Chacun en a – ou en donne une perception, une interprétation spécifique. On promet ou attend beaucoup de l’IA mais rares sont ceux qui comprennent réellement ce qu’elle est et ce qu’elle peut faire.
La faute à? Le discours est influencé à la fois, et de manière souvent contradictoire, par des scientifiques, des spécialistes du marketing, des prédicateurs d’Armageddon, des scénaristes à l’imagination fertile, des médias qui se laissent trop emballer ou induire en erreur par certains de ces discours…

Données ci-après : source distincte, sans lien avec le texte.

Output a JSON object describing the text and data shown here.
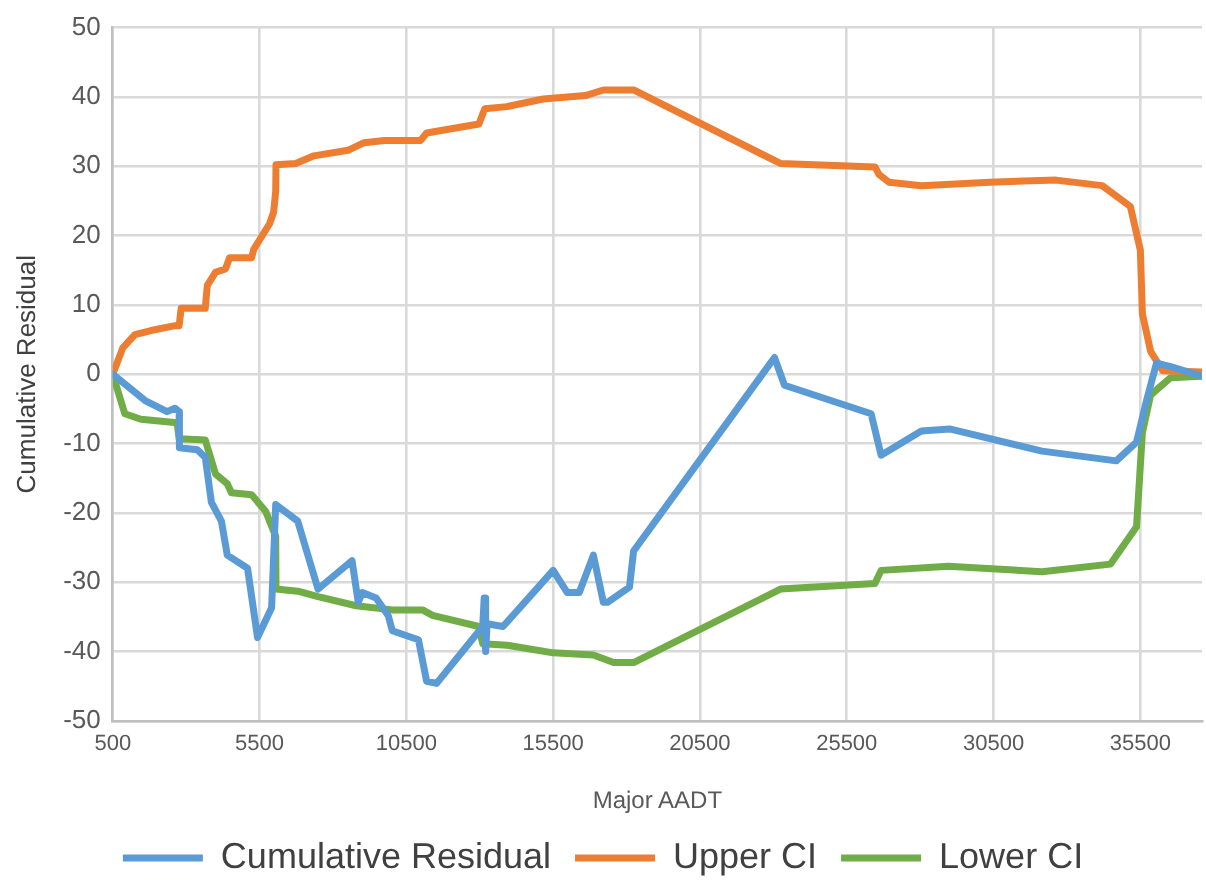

Autre écueil conduisant à cette tour de Babel 4.0. Le fait que l’IA soit construite essentiellement par des geeks. D’où la recommandation de Mieke De Ketelaere: pour restaurer une vision objective de la part du grand public, il faut que ce dernier ait droit de cité autour de la table qui ne peut être réservée aux seuls ingénieurs. L’IA et sa mise en oeuvre doivent faire intervenir d’autres critères que des potentiels purement technologiques, potentiellement “hors sol”, pour inclure, dans la vision globale et dans l’élaboration des solutions, des critères de validité économique, d’impact environnemental ou sociétal, de droits humains…
Et pour faire en sorte que toutes les parties prenantes (ou intéressées) potentielles puissent réellement dialoguer, co-construire, et se comprendre, Mieke De Ketelaere remet sur la table son idée de “traducteurs IA”, de “human-AI translators”, “des personnes qui ne connaissent pas forcément toutes les arcanes de l’IA mais qui puissent réinsérer de l’empathie dans l’état d’esprit […] afin de garantir notamment que l’IA réussisse son insertion dans notre société.

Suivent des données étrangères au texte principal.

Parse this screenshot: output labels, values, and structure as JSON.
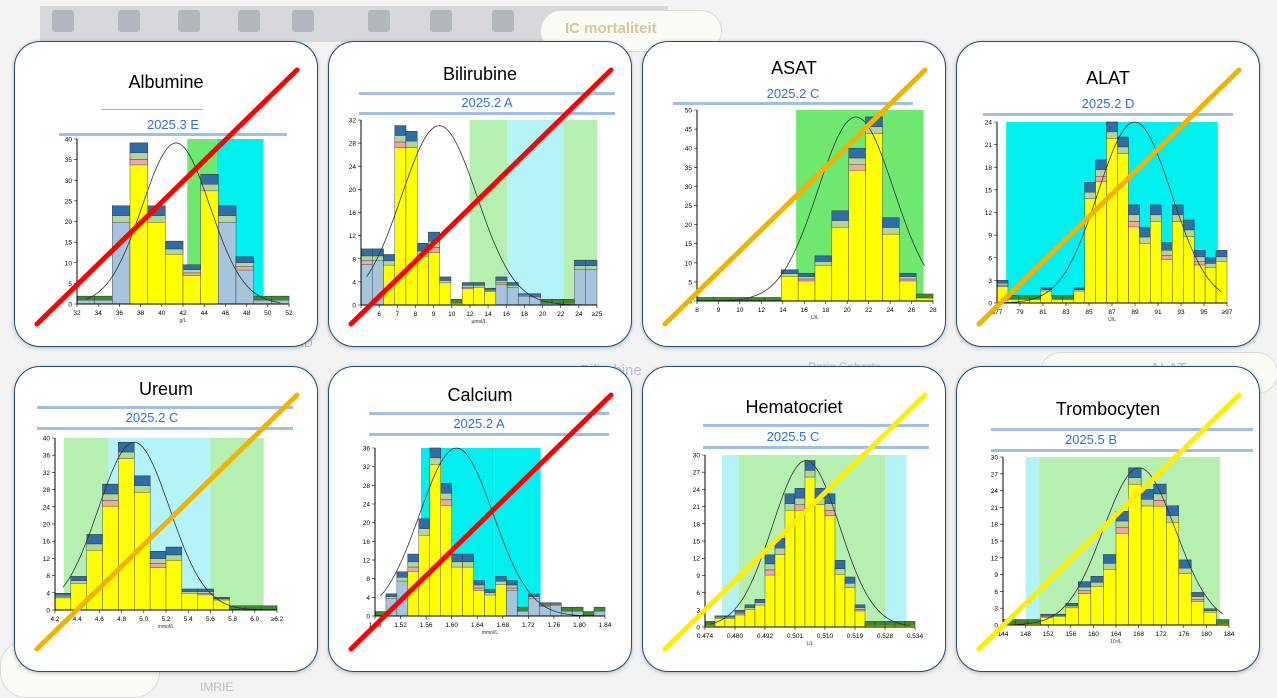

Il faut ouvrir le débat, faire appel à des social skills. C’est nécessaire si nous voulons nous protéger pour l’avenir et ne pas laisser les choses uniquement entre les mains d’ingénieurs”.
Mieke De Ketelaere (IMEC): “There is always a certain degree of efficiency certainty with AI. AI has the potential to create insights and to undue uncertainties [which humans aren’t always able to do] but this is not without risks… In certain contextes, AI will misbehave.”

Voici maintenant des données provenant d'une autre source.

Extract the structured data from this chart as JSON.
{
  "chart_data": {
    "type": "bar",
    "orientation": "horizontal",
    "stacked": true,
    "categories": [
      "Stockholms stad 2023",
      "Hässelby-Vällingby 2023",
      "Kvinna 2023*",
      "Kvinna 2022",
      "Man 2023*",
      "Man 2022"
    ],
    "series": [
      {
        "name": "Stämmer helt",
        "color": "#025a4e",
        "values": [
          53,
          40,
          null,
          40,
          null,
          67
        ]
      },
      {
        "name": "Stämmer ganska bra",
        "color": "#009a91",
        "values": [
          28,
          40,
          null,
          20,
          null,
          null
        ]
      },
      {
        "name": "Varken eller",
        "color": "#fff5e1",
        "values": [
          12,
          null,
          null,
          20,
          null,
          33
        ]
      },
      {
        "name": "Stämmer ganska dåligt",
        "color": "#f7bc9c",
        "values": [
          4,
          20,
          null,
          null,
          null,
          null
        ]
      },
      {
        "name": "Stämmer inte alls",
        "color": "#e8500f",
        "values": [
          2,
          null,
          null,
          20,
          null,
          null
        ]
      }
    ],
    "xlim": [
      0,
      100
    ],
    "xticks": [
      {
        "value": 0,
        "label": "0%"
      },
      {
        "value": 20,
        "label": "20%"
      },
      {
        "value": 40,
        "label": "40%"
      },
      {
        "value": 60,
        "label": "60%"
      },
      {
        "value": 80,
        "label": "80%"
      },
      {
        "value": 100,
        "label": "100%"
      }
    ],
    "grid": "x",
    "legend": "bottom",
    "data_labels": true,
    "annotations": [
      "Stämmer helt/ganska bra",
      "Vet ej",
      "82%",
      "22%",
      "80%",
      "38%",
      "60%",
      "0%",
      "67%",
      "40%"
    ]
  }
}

Ce concept de “traducteurs IA”, elle le défend depuis déjà plusieurs années. Elle s’en était d’ailleurs expliquée lors d’un exposé effectué lors de la Belgian AI Week 2020. Voilà ce qu’elle déclarait alors: “Nous avons besoin de “traducteurs IA” qui puissent faire comprendre à toutes les parties intéressées – citoyens, entreprises, acteurs publics -, les aspects et conséquences sociologiques, légales, technologiques de l’IA.” Selon elle, ce rôle d’“AI translator” échoit à chacun, en fonction de son rôle dans la société: “La traduction doit être une pratique quotidienne. Cela signifie trouver et utiliser le bon langage pour éliminer les biais (perçus) de la complexité”. Et la cible est triple: le cercle familial, les instances publiques, les entreprises.
Relire l’article que nous lui avions consacré lors de cette première Belgian AI Week. Mieke De Ketelaere (IMEC): “The good, the bad and the ugly in AI”
L’image tronquée de l’IA
Le grand public – dans toute sa multiplicité et diversité – se fait trop souvent une fausse idée de l’IA, de ce qu’elle peut ou ne peut pas faire – maintenant ou demain.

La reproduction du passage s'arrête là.